St Albans runner killed on “dangerous” road
PUBLISHED: 08:36 21 May 2010
TRIBUTES have been paid to a runner who died after an accident with a car while he was out training for the St Albans Half Marathon.
Paul Farmer was running along Oakland’s Lane, Smallford, at around 9.30am, on Saturday when the fatal accident involving the silver Ford Fiesta happened.
The 55-year-old of Harlesden Road, St Albans, was taken to the QE11 hospital where he died shortly afterwards. The 21-year-old woman driving was uninjured.
Paul, a keen photographer, leaves behind his wife of 33 years Rona, daughter Sian, 27, and sons Emlyn, 29, and Alun, 23.
As the family paid tribute to him this week, Rona said: “Paul was a good provider and companion. He was a loving person and always there for people. He will be missed by so many.”
Paul was born in Enfield and grew up in Potters Bar, where he attended Mount Grace Secondary School.
After leaving school at 18, he worked at QE11 hospital until he left to work at Hillingdon Hospital where he progressed on to a managerial role.
He met Rona whilst skating at Alexandra Palace in the mid 1970s. She said: “I was holding on to the side and trying not to fall over but he was a very good skater.”
They married in 1976 in Potters Bar and soon moved to London Colney before moving into St Albans in the 1980s.
Paul continued to work in the health service at various locations including the Red House in Harpenden.
In 1992 he went on to study for a masters degree in business administration at Warwick University, during which time he met his business partner with whom he would start up the company Directions Consultancy.
Rona continued: “Paul advised health trusts across the UK about how to save costs with their new buildings and how to spend money more efficiently when redesigning properties. He was well known and well thought of, and people enjoyed working with him.”
In his spare time Paul enjoyed a variety of hobbies including running, sailing and photography, for which he was awarded second prize in a local competition.
Rona continued: “He was training for the St Albans half marathon on Saturday morning when the accident happened. He had done many half marathons in the past and raised money for various charities.”
The family said Paul’s charitable streak was a theme throughout his life.
He ran a junior squash club in Harpenden from 1992 to 2000, a hobby which he wanted to share with others.
He learnt to sail in his teens and built a boat with a friend at the age of 18 and later taught young people to sail through the charitable organisation Urban Saints, of which he recently become an honorary member.
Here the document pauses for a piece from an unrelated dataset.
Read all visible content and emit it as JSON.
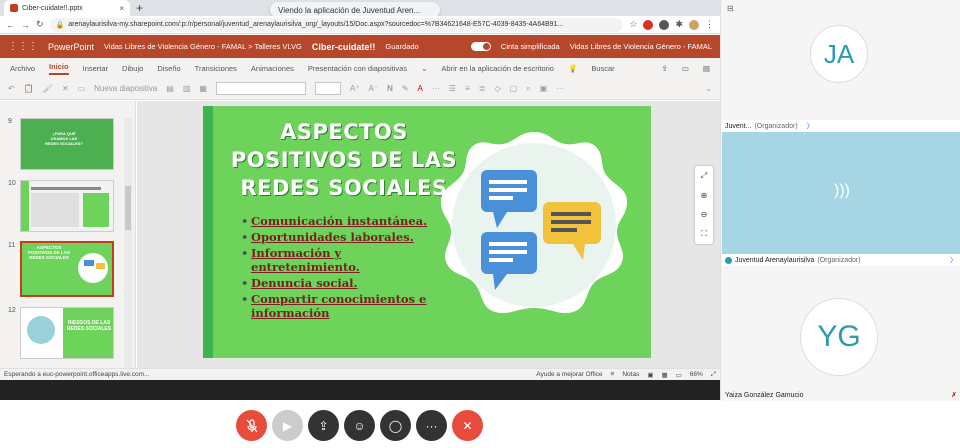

His daughter Sian said: “Dad loved his motorbike and went out on it a lot. He has re-built motorbikes and was in the process of restoring a couple which we have in the garage. He liked getting out and about and had recently taken up fly fishing. He would go to Redbournbury Mill fishing lake and was planning his big catch. He loved the peace and quiet and having some time to himself.”
Sian continued: “Dad always had time for people. He was a genuine and professional man. He was my sounding board and I’d always go to him if I needed advice.”
The family would like only immediate family to send flowers to the funeral.
A donation in Paul’s memory can be made either directly to the family or to Urbans Saints, Leukaemia Research or Asthma UK, causes very close to Paul’s heart.
Police are appealing for information and witnesses about the accident. Anyone that can help should contact them immediately on 0845 33 00 222.
CONCERNS about the lane where runner Peter Farmer had the fatal accident have been raised for the past 10 years, it emerged this week.
Ward councillor Chris Brazier said that there had been an ongoing campaign by him and local residents to get safety measures imposed along Oaklands Lane, Smallford.
He pointed out that the spot where Mr Farmer was hit by a car, opposite the Harvesters Football Club grounds, was particularly dangerous as it led up to a sharp bend and there is no pavement or footpath to use.
Cllr Brazier had been especially concerned about children using the football club and put pressure on Herts Highways to install safety measures and a zebra crossing where the footpath from Sandpit Lane ends, to allow people to cross safely and slow traffic down.
He said that the safety measures may not have prevented the accident, but would have slowed down the traffic at the very least.
Cllr Brazier continued: “I’ve been campaigning on this for 10 years but the police and highways authority have always told us that there isn’t a proven need. But now our worse fears have been realised.”
“It’s a very heavily used lane, there are people on Saturday running and cycling, and people going to the football matches and the youth team going across the road, so we need some safety measures installed there like a zebra crossing.
“I’m just hoping this tragedy brings the dangers of that road to the attention of the authorities that can make these decisions.”
A spokesperson for Herts Highways said: “We were very sorry to hear about this fatal collision and extend our sympathies to the family and friends of the man involved.
“We are working with the police on an investigation into the incident. Until the exact circumstances of the collision are clear, we will not know whether any casualty reduction measures will be proposed.”